Determining how much student loan debt you can afford is one of the most important steps to evaluating prospective colleges. Knowing how much you can afford will save you from the miseries of loan repayments that you can’t afford.
According to a survey from PEW Research on college graduate perceptions of their financial experience with colleges, 57% of graduates felt that colleges no longer provide good value for the high costs of college tuition. Nearly half those that have graduated reported difficulty paying other bills as a result of student loan debt. A quarter of graduates found it harder to purchase a home and student debt impacted their career choice decisions.
With tuition costs escalating, the total amount of student loan debt now exceeds America’s total credit card debt. Prospective college students need to make better, smarter decisions about the careers, degrees and colleges that they pick. Determining how much tuition a student can afford is one area where families need to spend a great deal of time and consideration.
Here are two methods I’ve found, that calculate how much tuition you can afford. The first comes from Fox Business:
When choosing a school, Cunningham recommends that students brainstorm a few career options that interest them and research starting salaries. If the future monthly payments on their student loan are substantially higher than 8 percent of their future monthly salary, students should think carefully about whether they’re taking on too much debt.
Students also need to consider a school’s graduation rate as part of the larger financial picture, says Pamela Fowler, executive director of the University of Michigan’s Office of Financial Aid.

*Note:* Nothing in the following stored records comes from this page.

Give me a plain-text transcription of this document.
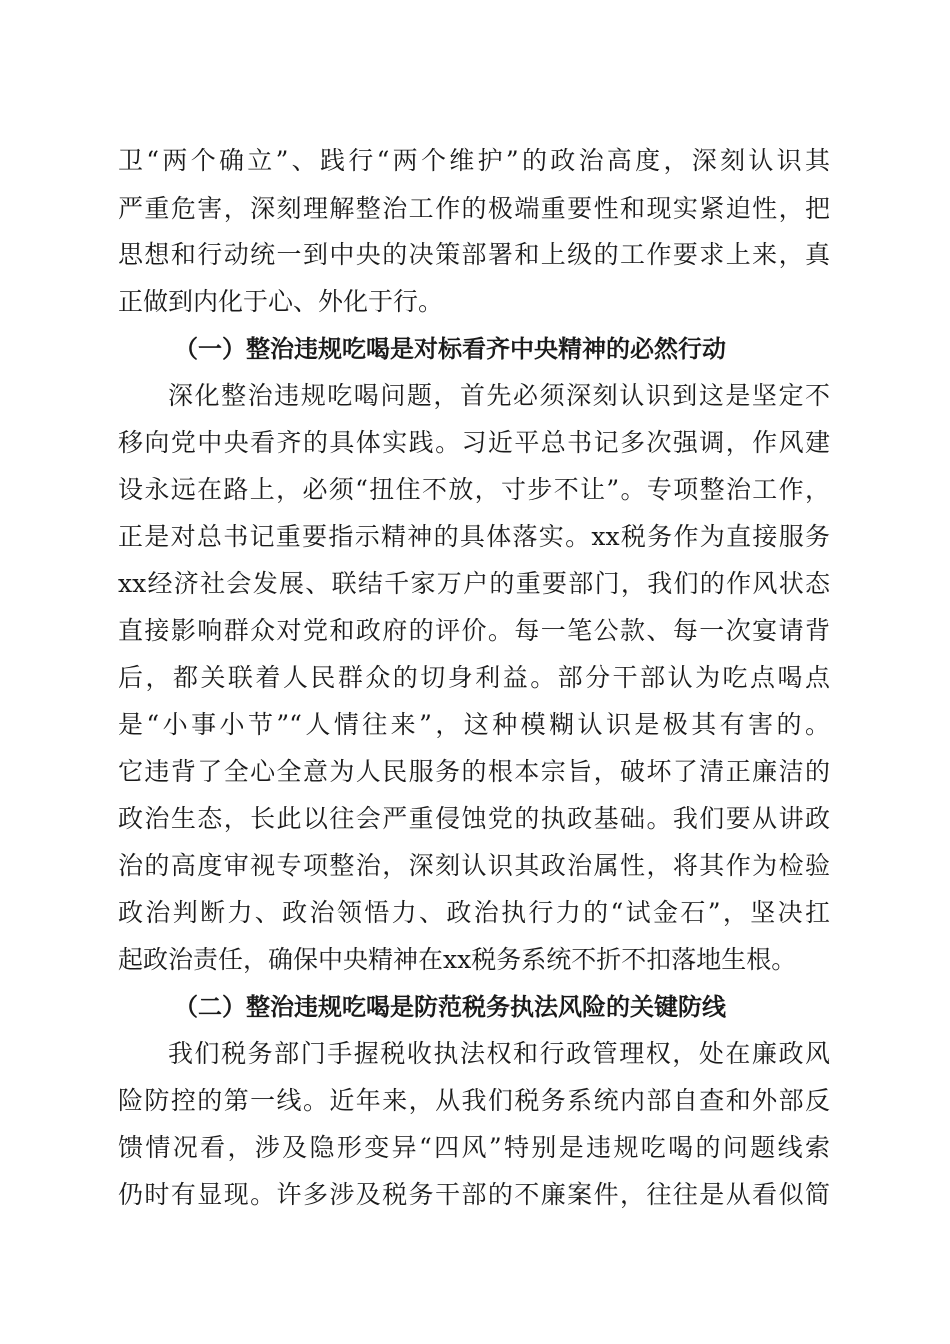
卫“两个确立”、践行“两个维护”的政治高度，深刻认识其
严重危害，深刻理解整治工作的极端重要性和现实紧迫性，把
思想和行动统一到中央的决策部署和上级的工作要求上来，真
正做到内化于心、外化于行。
（一）整治违规吃喝是对标看齐中央精神的必然行动
深化整治违规吃喝问题，首先必须深刻认识到这是坚定不
移向党中央看齐的具体实践。习近平总书记多次强调，作风建
设永远在路上，必须“扭住不放，寸步不让”。专项整治工作，
正是对总书记重要指示精神的具体落实。xx税务作为直接服务
xx经济社会发展、联结千家万户的重要部门，我们的作风状态
直接影响群众对党和政府的评价。每一笔公款、每一次宴请背
后，都关联着人民群众的切身利益。部分干部认为吃点喝点
是“小事小节”“人情往来”，这种模糊认识是极其有害的。
它违背了全心全意为人民服务的根本宗旨，破坏了清正廉洁的
政治生态，长此以往会严重侵蚀党的执政基础。我们要从讲政
治的高度审视专项整治，深刻认识其政治属性，将其作为检验
政治判断力、政治领悟力、政治执行力的“试金石”，坚决扛
起政治责任，确保中央精神在xx税务系统不折不扣落地生根。
（二）整治违规吃喝是防范税务执法风险的关键防线
我们税务部门手握税收执法权和行政管理权，处在廉政风
险防控的第一线。近年来，从我们税务系统内部自查和外部反
馈情况看，涉及隐形变异“四风”特别是违规吃喝的问题线索
仍时有显现。许多涉及税务干部的不廉案件，往往是从看似简
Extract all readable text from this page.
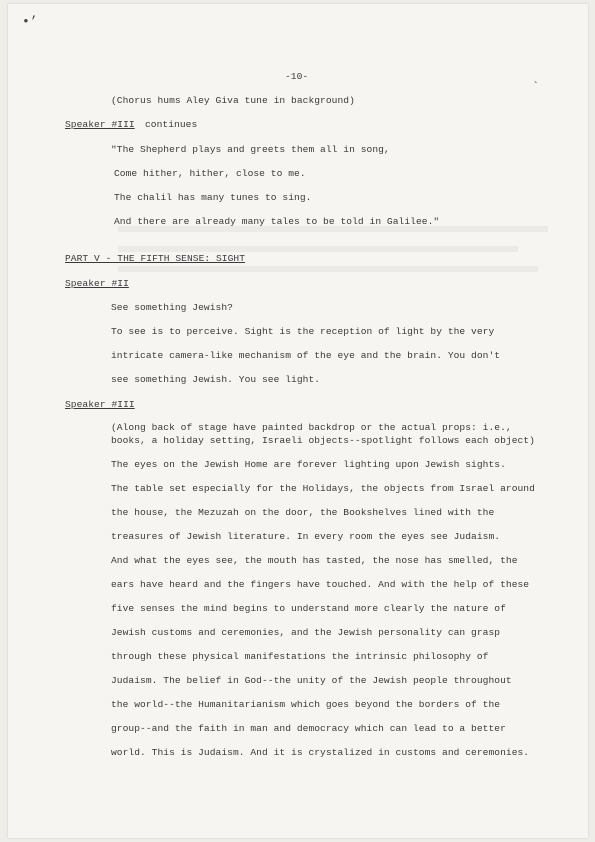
•’
`
-10-
(Chorus hums Aley Giva tune in background)
Speaker #III continues
"The Shepherd plays and greets them all in song,
Come hither, hither, close to me.
The chalil has many tunes to sing.
And there are already many tales to be told in Galilee."
PART V - THE FIFTH SENSE: SIGHT
Speaker #II
See something Jewish?
To see is to perceive. Sight is the reception of light by the very
intricate camera-like mechanism of the eye and the brain. You don't
see something Jewish. You see light.
Speaker #III
(Along back of stage have painted backdrop or the actual props: i.e.,
books, a holiday setting, Israeli objects--spotlight follows each object)
The eyes on the Jewish Home are forever lighting upon Jewish sights.
The table set especially for the Holidays, the objects from Israel around
the house, the Mezuzah on the door, the Bookshelves lined with the
treasures of Jewish literature. In every room the eyes see Judaism.
And what the eyes see, the mouth has tasted, the nose has smelled, the
ears have heard and the fingers have touched. And with the help of these
five senses the mind begins to understand more clearly the nature of
Jewish customs and ceremonies, and the Jewish personality can grasp
through these physical manifestations the intrinsic philosophy of
Judaism. The belief in God--the unity of the Jewish people throughout
the world--the Humanitarianism which goes beyond the borders of the
group--and the faith in man and democracy which can lead to a better
world. This is Judaism. And it is crystalized in customs and ceremonies.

“You should be able to get out in four years or less,” Fowler says. “The longer you’re in, the more you borrow.”
The good news is that if students stick to Stafford loans and take out the maximum $31,000 that dependent undergrads are entitled to, they will be in a good position to pay their loans back after graduation, says Baum. The reason: Student loan debt is an investment, one that still has substantial payoff for students who finish college.
The other tip came from Bankrate.com and proved a little more simplistic:
“The general rule of thumb for student loan borrowing is that the total amount of student debt should not exceed the borrower’s anticipated annual salary for the first year out of school,” says Allesandra Lanza, spokeswoman for American Student Assistance, a nonprofit based in Boston.
Both sound very reasonable to me (although I’d prefer Fox’s tip because math calculations are involved). However, both these methods rely on your estimation of your future starting salary. An overestimation of your beginning income is a dangerous mistake to make.
(Click link for an online calculator that helps you calculate if you can afford a college based on future income)
It is hard to estimate starting salaries for any job. Predicting if you can even obtain a career in the field your degree is in is even harder. For anyone serious in finding out how much they can afford in student loan, I’d recommend the following two additional steps.
Discount Based On Degree Field and Geography
You can find all manner of average and median salary data on occupations from the Bureau of Labor statistics or from graduate statistics from the college you are considering, but you need to know that these numbers are affected by geography, whether the career you are vying for is in high demand and starting salaries usually pay lower than the averages.
Statistics are often broken down into percentiles. For example, the tenth percentile will show you what the lowest 10% of wage earners are making. Unless you are entering a high demand field or plan on living in a major metropolitan area, base your expected salary on the lower percentiles instead of the averages.
Come Up With a Worst Case Scenario
Find a prospective backup career that does not require a degree. A large majority of students that begin college do not complete college. Of those that complete college, many in this recession are having trouble finding professional jobs. Find out how much student loan debt you can afford based on a fallback job that you are certain you could obtain and use it as a conservative estimate. It’s best to find a college that will come in below the conservative estimate and should, at least, give you pause before exceeding it.
It’s not hard to find a college graduate with mixed feelings about their financial decisions about college, but it’s easy to count yourself out of this group, if you bother to make the effort to plan ahead.